The case involves standard drug-deal monitoring by the Drug Enforcement Administration (DEA). The defendant, North, argued that evidence of a phone call he made while in Texas to another Texas resident, monitored from a Louisiana listening post, should be suppressed since the Mississippi district court that issued the wiretap order did not have jurisdiction in either Texas or Louisiana. In August, the court held that a district court cannot authorize the wiretapping of a cell phone call when neither the cell phone nor the listening post was within the court’s territorial jurisdiction.

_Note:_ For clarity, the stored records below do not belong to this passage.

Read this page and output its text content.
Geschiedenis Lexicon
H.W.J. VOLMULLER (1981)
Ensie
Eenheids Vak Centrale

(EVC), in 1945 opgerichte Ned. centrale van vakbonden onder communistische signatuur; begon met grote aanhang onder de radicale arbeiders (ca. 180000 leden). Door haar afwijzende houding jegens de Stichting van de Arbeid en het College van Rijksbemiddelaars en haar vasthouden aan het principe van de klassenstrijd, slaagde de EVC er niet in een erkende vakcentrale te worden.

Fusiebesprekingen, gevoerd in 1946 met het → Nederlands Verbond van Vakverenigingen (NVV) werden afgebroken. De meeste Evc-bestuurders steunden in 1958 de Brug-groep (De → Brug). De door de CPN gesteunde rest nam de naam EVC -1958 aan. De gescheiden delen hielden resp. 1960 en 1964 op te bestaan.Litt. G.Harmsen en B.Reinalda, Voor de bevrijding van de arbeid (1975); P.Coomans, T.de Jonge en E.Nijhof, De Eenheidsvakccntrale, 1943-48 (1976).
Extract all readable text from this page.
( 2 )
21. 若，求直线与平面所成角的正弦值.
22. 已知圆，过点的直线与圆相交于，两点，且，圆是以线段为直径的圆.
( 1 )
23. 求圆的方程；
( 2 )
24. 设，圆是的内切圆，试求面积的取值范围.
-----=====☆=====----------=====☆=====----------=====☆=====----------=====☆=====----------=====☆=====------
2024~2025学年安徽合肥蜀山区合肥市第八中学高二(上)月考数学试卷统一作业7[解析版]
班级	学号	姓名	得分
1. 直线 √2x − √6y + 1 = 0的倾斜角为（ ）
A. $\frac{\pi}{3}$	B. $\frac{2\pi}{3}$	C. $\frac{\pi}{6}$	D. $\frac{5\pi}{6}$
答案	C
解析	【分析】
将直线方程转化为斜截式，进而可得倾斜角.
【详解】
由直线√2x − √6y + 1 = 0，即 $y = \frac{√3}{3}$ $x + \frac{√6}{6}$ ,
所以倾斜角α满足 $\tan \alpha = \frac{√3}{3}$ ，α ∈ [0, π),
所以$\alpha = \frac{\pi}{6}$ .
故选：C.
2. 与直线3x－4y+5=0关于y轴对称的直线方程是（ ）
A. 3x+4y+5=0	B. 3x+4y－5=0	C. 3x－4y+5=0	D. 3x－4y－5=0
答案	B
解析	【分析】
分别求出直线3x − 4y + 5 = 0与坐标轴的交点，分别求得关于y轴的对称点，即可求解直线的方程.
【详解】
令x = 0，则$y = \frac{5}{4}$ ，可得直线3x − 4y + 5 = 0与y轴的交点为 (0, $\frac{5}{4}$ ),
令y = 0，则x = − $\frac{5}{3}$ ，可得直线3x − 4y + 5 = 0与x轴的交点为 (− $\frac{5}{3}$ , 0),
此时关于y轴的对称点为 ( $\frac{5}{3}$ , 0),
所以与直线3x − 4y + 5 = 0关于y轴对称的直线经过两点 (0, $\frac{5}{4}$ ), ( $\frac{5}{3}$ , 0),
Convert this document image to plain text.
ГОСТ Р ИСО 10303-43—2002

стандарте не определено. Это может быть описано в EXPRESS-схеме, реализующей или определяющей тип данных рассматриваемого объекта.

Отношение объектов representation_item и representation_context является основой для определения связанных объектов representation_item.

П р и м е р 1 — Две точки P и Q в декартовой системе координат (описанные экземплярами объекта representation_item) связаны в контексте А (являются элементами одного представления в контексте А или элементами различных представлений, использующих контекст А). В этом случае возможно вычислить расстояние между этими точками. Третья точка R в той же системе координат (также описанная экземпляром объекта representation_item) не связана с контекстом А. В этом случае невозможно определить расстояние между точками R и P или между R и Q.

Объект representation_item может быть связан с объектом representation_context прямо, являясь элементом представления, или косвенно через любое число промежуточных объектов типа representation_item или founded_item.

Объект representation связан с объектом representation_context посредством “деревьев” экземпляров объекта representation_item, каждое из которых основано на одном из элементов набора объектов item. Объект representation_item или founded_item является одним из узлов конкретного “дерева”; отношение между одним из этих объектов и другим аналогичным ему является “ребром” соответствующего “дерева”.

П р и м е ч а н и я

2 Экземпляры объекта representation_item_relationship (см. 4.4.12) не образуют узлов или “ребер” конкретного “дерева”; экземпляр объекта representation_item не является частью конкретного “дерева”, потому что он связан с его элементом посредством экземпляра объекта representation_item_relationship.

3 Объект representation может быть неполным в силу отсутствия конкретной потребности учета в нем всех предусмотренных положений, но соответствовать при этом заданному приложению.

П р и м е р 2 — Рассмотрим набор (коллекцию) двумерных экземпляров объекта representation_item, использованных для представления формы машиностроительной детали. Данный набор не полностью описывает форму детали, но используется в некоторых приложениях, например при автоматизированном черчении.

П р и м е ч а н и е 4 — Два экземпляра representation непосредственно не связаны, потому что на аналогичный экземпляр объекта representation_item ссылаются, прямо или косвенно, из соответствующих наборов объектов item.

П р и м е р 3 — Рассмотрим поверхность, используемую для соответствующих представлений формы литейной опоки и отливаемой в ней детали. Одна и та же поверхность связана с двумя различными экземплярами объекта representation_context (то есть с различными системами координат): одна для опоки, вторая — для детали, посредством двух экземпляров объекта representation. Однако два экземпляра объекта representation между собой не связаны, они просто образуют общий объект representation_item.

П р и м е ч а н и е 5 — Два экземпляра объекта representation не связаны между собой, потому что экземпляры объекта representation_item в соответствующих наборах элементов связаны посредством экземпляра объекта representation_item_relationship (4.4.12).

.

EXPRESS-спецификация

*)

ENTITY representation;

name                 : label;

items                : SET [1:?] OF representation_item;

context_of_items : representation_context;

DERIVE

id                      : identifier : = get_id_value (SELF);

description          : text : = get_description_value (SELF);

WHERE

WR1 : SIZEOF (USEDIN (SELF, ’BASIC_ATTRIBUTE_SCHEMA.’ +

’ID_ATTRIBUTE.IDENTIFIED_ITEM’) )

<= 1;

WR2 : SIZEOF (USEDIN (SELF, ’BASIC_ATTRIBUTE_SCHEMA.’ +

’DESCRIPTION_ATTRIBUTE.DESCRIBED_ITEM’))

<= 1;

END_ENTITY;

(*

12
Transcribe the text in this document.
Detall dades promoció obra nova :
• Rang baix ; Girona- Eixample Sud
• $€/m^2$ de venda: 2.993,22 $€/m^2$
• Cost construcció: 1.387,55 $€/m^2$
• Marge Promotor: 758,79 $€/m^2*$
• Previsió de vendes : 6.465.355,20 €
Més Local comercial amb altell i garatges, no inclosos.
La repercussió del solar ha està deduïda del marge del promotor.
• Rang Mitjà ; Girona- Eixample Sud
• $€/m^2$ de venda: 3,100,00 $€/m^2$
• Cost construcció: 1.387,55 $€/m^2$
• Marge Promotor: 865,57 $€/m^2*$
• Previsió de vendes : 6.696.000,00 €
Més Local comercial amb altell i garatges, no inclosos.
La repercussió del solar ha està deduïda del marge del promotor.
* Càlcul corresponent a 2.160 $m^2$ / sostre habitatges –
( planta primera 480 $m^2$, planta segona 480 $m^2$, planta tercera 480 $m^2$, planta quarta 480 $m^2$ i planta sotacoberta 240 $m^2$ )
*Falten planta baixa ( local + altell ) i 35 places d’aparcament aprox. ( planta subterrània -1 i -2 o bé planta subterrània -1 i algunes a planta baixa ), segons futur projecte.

The court examined 18 U.S.C. §2518, the procedures for interception of wire, oral, or electronic communication. The statute requires that a judge approve an ex parte order for a wiretap only within his or her jurisdiction. However, in the case of a “mobile interception device,” the limits extend to the entire United States. The Seventh Circuit, interpreting Congressional intent, determined that this exception applies to the wiretapping of cell phones and not the device used for interception. The court rejected the idea that the interception device had to be “mobile,” reasoning that such a reading would not serve public interest in privacy or effectiveness for law enforcement. This holding falls in line with the Eleventh Circuit and certain state courts. In North, the Fifth Circuit firmly rejected this idea, taking a more formalist approach. It limited its analysis to the plain meaning of the statutory language, noting that “mobile” modified “device” and thus could only apply to the method of wiretapping.
The rehearing in October, however, completely ignored the jurisdictional question, a fact not lost on Justice DeMoss, who made this question the centerpiece of his concurrence. The majority upheld its previous disposition, but only discussed the “minimization” requirements. Perhaps the court wanted to avoid a circuit split. Perhaps the court believed its holding would overly restrict law enforcement. Regardless, the opposition to the Seventh Circuit’s interpretation is now lost.
Law enforcement should breathe a sigh of relief over this revamped decision. The Seventh Circuit’s reading of mobile interception device is a more flexible and practical response to the use of cell phones. This reading allows officers and agents to adapt to the unpredictable nature of cell phone monitoring and mobility of suspects. However, such a reading also leaves the possibility of forum manipulation. There appears to be little to prevent law enforcement from dragging a defendant across state lines.
So the withdrawn opinion ultimately has no binding effect on interpretation of “mobile interception device.” Nonetheless, the August opinion and DeMoss’s concurrence at least indicate that the matter is still open for debate and, especially in districts that remain silent on the issue, the plain language reading of the §2518 is still a viable argument. Defendants can incorporate the withdrawn opinion’s reasoning to craft their own formalist argument. Conversely, the government can continue to stress that the only authority on the issue establishes a lenient reading that allows for practical investigation in light of a complex and ever-evolving technology. Either way, with the decline of landlines and increase in movement of people, this will almost certainly be an issue that the courts will have to address again in the near future.